Violenza Sessuale donna
(foto dal web)

Uno dei tre ragazzi che aveva stuprato la giovane 24enne all’interno della stazione della Circumvesuviana è stato rilasciato a seguito della decisione del Tribunale del Riesame. Il commento del padre dopo la decisione dei giudici.

Lo scorso 21 marzo, uno dei tre ragazzi accusati dello stupro di una giovane 24enne che sarebbe avvenuto nella stazione della Circumvesuviana di San Giorgio a Cremano, è stato rilasciato. Secondo le prime indiscrezioni,  il Tribunale del Riesame che decide sulla richiesta di annullamento o sostituzione delle misure cautelari, avrebbe ravvisato una carenza di esigenze cautelari nel caso di uno dei tre presunti aggressori: Alessandro Sbrescia, 18 anni appena compiuti.

La decisione del Riesame e la reazione del padre della vittima

Alessandro Sbrescia è stato rilasciato. Il ragazzo, dopo la convalida del suo arresto, aveva proposto attraverso i suoi legali istanza al Tribunale del Riesame per l’annullamento della misura. Secondo i suoi avvocati, l’applicazione della misura sarebbe stata viziata da una carenza di esigenze cautelari, mancando gravi indizi di colpevolezza.
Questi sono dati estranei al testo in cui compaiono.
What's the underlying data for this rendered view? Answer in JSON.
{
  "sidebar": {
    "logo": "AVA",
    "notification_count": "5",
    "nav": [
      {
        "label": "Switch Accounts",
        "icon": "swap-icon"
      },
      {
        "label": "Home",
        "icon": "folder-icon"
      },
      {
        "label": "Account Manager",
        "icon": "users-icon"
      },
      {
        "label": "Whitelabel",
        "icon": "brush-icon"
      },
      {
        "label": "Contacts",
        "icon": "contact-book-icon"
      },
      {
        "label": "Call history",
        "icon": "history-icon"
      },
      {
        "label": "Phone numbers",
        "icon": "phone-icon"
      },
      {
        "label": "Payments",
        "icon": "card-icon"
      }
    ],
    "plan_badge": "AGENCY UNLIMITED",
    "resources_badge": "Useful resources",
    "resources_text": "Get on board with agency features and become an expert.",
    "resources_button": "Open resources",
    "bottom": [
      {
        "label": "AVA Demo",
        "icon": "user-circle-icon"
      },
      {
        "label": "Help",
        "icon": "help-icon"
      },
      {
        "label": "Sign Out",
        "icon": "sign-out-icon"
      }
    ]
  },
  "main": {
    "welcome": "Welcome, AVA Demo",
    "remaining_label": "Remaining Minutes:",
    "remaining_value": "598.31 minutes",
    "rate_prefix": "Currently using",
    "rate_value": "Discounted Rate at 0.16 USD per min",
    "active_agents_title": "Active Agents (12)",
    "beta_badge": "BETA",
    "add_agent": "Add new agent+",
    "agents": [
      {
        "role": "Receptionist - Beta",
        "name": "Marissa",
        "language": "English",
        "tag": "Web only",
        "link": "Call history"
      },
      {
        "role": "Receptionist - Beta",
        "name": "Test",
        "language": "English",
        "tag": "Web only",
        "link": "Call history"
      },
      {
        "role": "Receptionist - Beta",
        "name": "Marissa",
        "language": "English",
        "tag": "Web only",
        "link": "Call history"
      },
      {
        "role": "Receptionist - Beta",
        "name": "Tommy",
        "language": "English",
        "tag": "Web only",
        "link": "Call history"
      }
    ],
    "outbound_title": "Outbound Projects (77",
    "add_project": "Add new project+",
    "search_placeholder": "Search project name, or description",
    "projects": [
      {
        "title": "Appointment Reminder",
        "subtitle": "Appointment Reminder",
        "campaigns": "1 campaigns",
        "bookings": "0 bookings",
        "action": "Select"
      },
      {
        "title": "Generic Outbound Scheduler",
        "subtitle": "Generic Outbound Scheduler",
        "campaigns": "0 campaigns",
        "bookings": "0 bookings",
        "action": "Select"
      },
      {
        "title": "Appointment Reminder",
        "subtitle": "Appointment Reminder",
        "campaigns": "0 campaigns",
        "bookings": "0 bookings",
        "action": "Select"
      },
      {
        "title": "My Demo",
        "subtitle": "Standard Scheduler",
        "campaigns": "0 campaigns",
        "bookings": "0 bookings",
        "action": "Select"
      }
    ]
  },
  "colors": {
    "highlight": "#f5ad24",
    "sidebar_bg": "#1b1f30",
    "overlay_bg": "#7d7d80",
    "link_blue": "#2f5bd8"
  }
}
Il padre della ragazza che ha sporto denuncia a seguito del presunto stupro, si è sfogato tramite il proprio legale. L’uomo ha ritenuto che la liberazione di uno degli arrestati sarebbe stato un evento inaspettato che mai avrebbero potuto immaginare potesse accadere. Le indagini, fino a quel momento, sembravano condurre in un’unica direzione: il quadro probatorio sembrava cristallizzato, e le circostanze chiarite. Secondo il padre della giovane non vi erano più dubbi circa la colpevolezza dei tre giovani. Invece, tutte le sue certezze, a seguito della decisione del Riesame sono crollate. L’uomo in preda alla rabbia e all’amarezza, come tutto il resto della sua famiglia, ha deciso di commentare l’accaduto: “Sono arrabbiato, se potessi tornare indietro non so se spingerei di nuovo mia figlia a denunciare“.

Il ragazzo rilasciato, Alessandro Sbrescia, non è stato sottoposto a nessun’altra misura cautelare alternativa: né arresti domiciliari né obbligo di dimora, risulta totalmente libero. La prossima settimana è attesa la decisione del Riesame con riguardo alla posizione degli altri due giovani accusati, Antonio Cozzolino e Raffaele Borrelli. La decisione nei confronti del terzo ragazzo, probabilmente, potrebbe portare i giudici ad esprimersi nei confronti degli altri due nello stesso senso. Secondo gli avvocati di Sbrescia, ci sarebbero delle discordanze tra la versione fornita dalla ragazza e quello che invece emerge dalle telecamere. Dalle registrazioni non si vedrebbero delle spinte violente per condurre la ragazza nell’ascensore, ma solo uno dei ragazzi appoggiare una mano sulla spalla della 24enne.  I tre ragazzi avevano confermato il rapporto sessuale con la giovane, ma hanno da sempre sostenuto che lei fosse consenziente. Versione che non combacia con quella fornita dalla ragazza, soccorsa poco dopo l’accaduto da un passante mentre disperata piangeva su una panchina della stazione di San Giorgio a Cremano.